Widz siada w fotelu, zaczyna się seans. Ciekawa, fotograficzna czołówka odnosi się do gatunkowego klimatu, wydaje się dość świeża. Rusza film. Po dwudziestu minutach większość widzów na sali wie nie tylko, jak skończy się ta historia, ale też co dokładnie (poza mniej znaczącymi pseudo-zwrotami akcji) wydarzy się po drodze. Powoli rozmiar poszczególnych ziarenek popcornu zaczyna być bardziej frapujący, niż wydarzenia na ekranie. Dlaczego zawsze sypią taki pokruszony? I mało słony! (Mark Wahlberg załatwia przemyt, jakby było to prostsze niż kupno chleba w piekarni). Ta cola jest mało gazowana, pewnie syfon szwankuje? (coś nie tak z towarem, trzeba skontaktować się z szalonym Hiszpanem, może pomoże, ale to diler!) Ale tu zimno! Zawsze tak podkręcają tę klimę (zdrada w ekipie! Konieczna zmiana planu! Powodzenie misji wisi na włosku)... Zegarek chyba źle działa, niemożliwe, żeby film trwał dopiero godzinę z hakiem (ma miejsce kolejne całkowicie niespodziewane wydarzenie)... nie, chyba działa dobrze (film się
kończy - dokładnie tak, jak każdy się spodziewał)...
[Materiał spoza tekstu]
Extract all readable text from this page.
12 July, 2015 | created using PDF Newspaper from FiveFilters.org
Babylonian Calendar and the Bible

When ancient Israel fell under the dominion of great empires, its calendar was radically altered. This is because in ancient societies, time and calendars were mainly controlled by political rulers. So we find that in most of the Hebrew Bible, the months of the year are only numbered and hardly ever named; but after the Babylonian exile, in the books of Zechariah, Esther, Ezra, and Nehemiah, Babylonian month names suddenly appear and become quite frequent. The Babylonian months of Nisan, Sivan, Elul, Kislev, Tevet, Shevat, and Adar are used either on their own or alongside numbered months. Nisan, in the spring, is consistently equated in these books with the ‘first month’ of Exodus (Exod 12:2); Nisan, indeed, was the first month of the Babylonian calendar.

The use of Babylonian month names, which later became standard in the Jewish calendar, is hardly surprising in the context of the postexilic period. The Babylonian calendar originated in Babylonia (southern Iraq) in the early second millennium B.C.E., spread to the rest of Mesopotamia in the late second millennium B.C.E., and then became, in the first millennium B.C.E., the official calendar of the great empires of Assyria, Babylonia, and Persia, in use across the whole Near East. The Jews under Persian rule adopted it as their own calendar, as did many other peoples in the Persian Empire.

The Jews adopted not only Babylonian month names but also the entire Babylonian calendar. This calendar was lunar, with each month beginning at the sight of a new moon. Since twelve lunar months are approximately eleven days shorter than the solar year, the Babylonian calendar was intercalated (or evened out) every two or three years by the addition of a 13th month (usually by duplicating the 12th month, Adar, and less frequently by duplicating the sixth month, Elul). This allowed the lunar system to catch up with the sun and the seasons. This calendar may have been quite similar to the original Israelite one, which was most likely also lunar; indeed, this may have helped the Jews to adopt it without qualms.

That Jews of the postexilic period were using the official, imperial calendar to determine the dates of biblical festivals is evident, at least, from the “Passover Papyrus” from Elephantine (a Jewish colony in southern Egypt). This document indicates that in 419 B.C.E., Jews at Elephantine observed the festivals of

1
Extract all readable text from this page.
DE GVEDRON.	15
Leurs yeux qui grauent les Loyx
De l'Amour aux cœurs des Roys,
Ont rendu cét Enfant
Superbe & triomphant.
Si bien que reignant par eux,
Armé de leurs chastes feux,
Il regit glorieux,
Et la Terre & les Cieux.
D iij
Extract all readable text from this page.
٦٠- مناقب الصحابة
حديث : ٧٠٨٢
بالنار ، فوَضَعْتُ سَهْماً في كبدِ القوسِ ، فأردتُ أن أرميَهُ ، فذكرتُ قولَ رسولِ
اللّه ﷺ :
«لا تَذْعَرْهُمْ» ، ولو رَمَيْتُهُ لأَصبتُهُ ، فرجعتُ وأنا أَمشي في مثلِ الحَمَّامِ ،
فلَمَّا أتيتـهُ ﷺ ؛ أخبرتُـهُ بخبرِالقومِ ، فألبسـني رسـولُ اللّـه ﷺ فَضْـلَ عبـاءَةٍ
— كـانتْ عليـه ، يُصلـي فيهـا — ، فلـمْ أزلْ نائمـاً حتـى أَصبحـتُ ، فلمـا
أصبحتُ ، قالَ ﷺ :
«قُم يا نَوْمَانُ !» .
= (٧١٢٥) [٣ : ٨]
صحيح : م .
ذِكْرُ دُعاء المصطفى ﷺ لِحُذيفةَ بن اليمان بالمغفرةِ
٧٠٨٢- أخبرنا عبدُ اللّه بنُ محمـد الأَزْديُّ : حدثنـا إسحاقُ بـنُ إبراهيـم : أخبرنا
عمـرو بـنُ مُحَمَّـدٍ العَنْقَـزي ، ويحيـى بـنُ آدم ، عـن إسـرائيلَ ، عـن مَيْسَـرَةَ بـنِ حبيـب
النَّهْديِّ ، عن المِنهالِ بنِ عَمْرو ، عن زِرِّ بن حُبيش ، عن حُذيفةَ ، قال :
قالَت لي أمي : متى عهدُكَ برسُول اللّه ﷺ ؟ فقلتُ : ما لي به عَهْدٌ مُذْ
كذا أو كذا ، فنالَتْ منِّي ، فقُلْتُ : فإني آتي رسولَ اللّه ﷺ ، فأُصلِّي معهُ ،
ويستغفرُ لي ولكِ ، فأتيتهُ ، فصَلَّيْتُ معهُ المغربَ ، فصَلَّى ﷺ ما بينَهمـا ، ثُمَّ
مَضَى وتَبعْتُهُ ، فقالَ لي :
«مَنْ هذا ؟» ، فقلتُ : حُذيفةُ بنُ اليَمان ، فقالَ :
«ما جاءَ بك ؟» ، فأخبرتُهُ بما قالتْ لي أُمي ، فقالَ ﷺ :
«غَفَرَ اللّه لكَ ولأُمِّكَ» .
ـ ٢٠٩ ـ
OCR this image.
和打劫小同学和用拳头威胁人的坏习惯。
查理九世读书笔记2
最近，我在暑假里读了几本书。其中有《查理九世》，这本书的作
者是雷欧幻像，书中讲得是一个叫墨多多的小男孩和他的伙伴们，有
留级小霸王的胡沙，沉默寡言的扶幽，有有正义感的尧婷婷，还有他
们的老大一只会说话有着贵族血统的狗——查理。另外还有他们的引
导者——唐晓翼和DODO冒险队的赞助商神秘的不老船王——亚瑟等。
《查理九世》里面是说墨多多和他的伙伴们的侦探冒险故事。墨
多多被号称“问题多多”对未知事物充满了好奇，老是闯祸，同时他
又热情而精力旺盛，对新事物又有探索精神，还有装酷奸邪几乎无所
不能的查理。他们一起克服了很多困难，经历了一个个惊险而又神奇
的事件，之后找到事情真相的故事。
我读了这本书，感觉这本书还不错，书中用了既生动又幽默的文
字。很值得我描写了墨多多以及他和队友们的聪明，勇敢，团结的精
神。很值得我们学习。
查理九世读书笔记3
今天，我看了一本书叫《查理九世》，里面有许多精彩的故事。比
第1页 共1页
"Kontrabanda" to wykład praktyczny na temat nudy w kinie. Mimo znanych twarzy, teoretycznie atrakcyjnego tematu i dobrych zdjęć obraz sączy się z ekranu leniwie i bez energii. Twórcom nie udaje zbudować się suspensu, napięcia, tajemnicy. W filmie brak naprawdę zaskakujących punktów zwrotnych, widz nie może bawić się w „zgaduj-zgadulę”, zaangażować się w seans. "Kontrabanda" nie trzyma za gardło, nie przyspiesza bicia serca, nie sprawia większej przyjemności. To film, którego mogłoby nie być. Ale jest – pozbawiony przemyślanej konstrukcji, dramaturgicznego potencjału, jasnego moralnego przesłania... To konfundujące: główny bohater najpierw rzuca przemyt, by zapewnić rodzinie uczciwe życie, ale kiedy do kiego wraca, okazuje się, że jest super, a moralne rozterki rozpływają się w powietrzu. To jedna z wielu fabularnych niekonsekwencji i wewnętrzna sprzeczność "Kontrabandy".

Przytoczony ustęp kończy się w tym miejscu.